The Suzuki GT 550 was part of their famous GT (Grand Touring) series of the 1970s, which included the GT750 and GT380. Manufactured for six years (1972 to ’77), the GT550 was available in 6 different models, starting with the 1972 GT550J and ending with the 1977 GT550B. As a result, each year the motorcycle came with improved features, although the main specs remained almost unchanged. Overall, over 60,000 units of this touring bike were sold around the world, making it one of the more popular high-end Suzuki machines from those times.

At the heart of the Suzuki GT550 was a powerful 543cc engine that was among the first three-cylinder, two-stroke motorcycles to be seen on the UK roads. Drawing heavily from technologies developed for Suzuki racing motorcycles, the GT550 incorporated several unique features. One of these was the ram air control system, which forced airflow over the internal cylinders, helping to keep operating temperatures under control. This was important since Suzuki realized that two-stroke engines lose power rapidly when overheated, which would affect any touring experience. As a result, the Suzuki GT550 was one of the first large two-stroke motorcycles that could comfortably cruise for several hours at a time. It also featured automatic fuel-oil mixing and a visible emissions control.

The engine on the Suzuki GT550 gave 48.5 hp at 6500 rpm (improved to 53 hp in later models), giving it plenty of push for the large 440-pound bike. On the open road, riders could use the 5-speed constant mesh transmission to coax top speeds exceeding 100mph, making this bike a match for even more powerful street bikes. Earlier models came with only drum brakes, though a disk brake was quickly adopted by Suzuki for safer braking.

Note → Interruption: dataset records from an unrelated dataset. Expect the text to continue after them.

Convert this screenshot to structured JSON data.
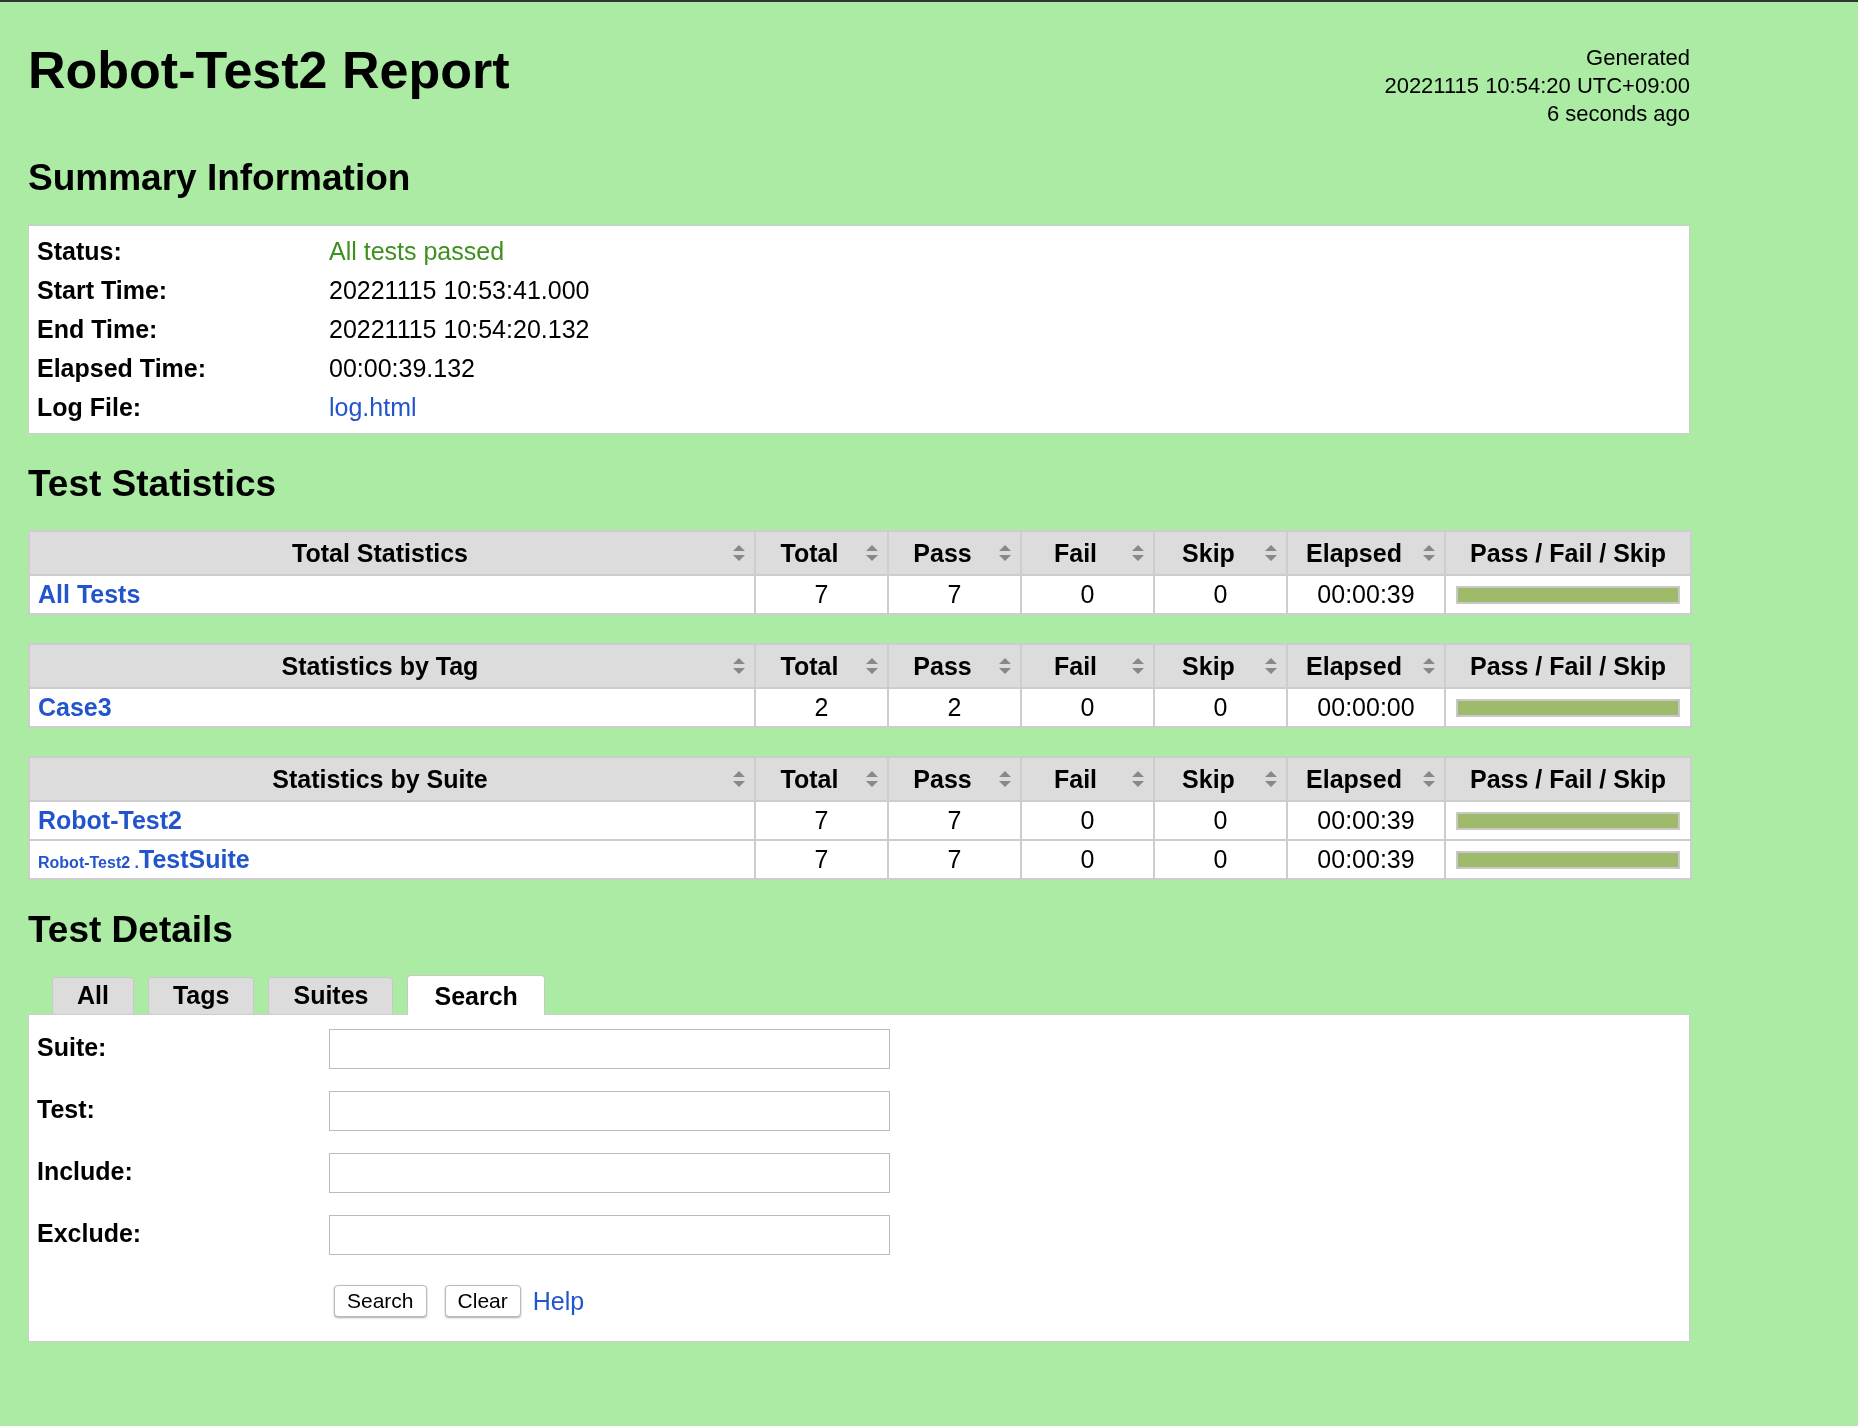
{
  "title": "Robot-Test2 Report",
  "generated": [
    "Generated",
    "20221115 10:54:20 UTC+09:00",
    "6 seconds ago"
  ],
  "summary": {
    "heading": "Summary Information",
    "rows": [
      {
        "label": "Status:",
        "value": "All tests passed",
        "kind": "status"
      },
      {
        "label": "Start Time:",
        "value": "20221115 10:53:41.000",
        "kind": "text"
      },
      {
        "label": "End Time:",
        "value": "20221115 10:54:20.132",
        "kind": "text"
      },
      {
        "label": "Elapsed Time:",
        "value": "00:00:39.132",
        "kind": "text"
      },
      {
        "label": "Log File:",
        "value": "log.html",
        "kind": "link"
      }
    ]
  },
  "statistics": {
    "heading": "Test Statistics",
    "tables": [
      {
        "columns": [
          {
            "label": "Total Statistics",
            "sortable": true
          },
          {
            "label": "Total",
            "sortable": true
          },
          {
            "label": "Pass",
            "sortable": true
          },
          {
            "label": "Fail",
            "sortable": true
          },
          {
            "label": "Skip",
            "sortable": true
          },
          {
            "label": "Elapsed",
            "sortable": true
          },
          {
            "label": "Pass / Fail / Skip",
            "sortable": false
          }
        ],
        "rows": [
          {
            "name": "All Tests",
            "total": "7",
            "pass": "7",
            "fail": "0",
            "skip": "0",
            "elapsed": "00:00:39",
            "level": 1
          }
        ]
      },
      {
        "columns": [
          {
            "label": "Statistics by Tag",
            "sortable": true
          },
          {
            "label": "Total",
            "sortable": true
          },
          {
            "label": "Pass",
            "sortable": true
          },
          {
            "label": "Fail",
            "sortable": true
          },
          {
            "label": "Skip",
            "sortable": true
          },
          {
            "label": "Elapsed",
            "sortable": true
          },
          {
            "label": "Pass / Fail / Skip",
            "sortable": false
          }
        ],
        "rows": [
          {
            "name": "Case3",
            "total": "2",
            "pass": "2",
            "fail": "0",
            "skip": "0",
            "elapsed": "00:00:00",
            "level": 1
          }
        ]
      },
      {
        "columns": [
          {
            "label": "Statistics by Suite",
            "sortable": true
          },
          {
            "label": "Total",
            "sortable": true
          },
          {
            "label": "Pass",
            "sortable": true
          },
          {
            "label": "Fail",
            "sortable": true
          },
          {
            "label": "Skip",
            "sortable": true
          },
          {
            "label": "Elapsed",
            "sortable": true
          },
          {
            "label": "Pass / Fail / Skip",
            "sortable": false
          }
        ],
        "rows": [
          {
            "name": "Robot-Test2",
            "total": "7",
            "pass": "7",
            "fail": "0",
            "skip": "0",
            "elapsed": "00:00:39",
            "level": 1
          },
          {
            "parent": "Robot-Test2 .",
            "name": "TestSuite",
            "total": "7",
            "pass": "7",
            "fail": "0",
            "skip": "0",
            "elapsed": "00:00:39",
            "level": 1
          }
        ]
      }
    ]
  },
  "details": {
    "heading": "Test Details",
    "tabs": [
      {
        "label": "All",
        "selected": false
      },
      {
        "label": "Tags",
        "selected": false
      },
      {
        "label": "Suites",
        "selected": false
      },
      {
        "label": "Search",
        "selected": true
      }
    ],
    "fields": [
      {
        "label": "Suite:"
      },
      {
        "label": "Test:"
      },
      {
        "label": "Include:"
      },
      {
        "label": "Exclude:"
      }
    ],
    "buttons": [
      "Search",
      "Clear"
    ],
    "help": "Help"
  }
}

The long wheelbase and stable suspension meant that the GT550 was quite stable and manageable for its size, improving the riding experience.

Although the Suzuki GT550 was a popular touring bike all through the 1970s, some of its glory was stolen by the more glamorous GT750, which took part in several races. As a result, most collectors and enthusiasts would prefer other GTs, though a strong core loyal group still exists for this brilliant design. It can be difficult to find genuine spare parts, so it’s advisable to always check around with reputable dealers. After all, with the right care and maintenance, a Suzuki GT550 still offers performance to rival several current production bikes!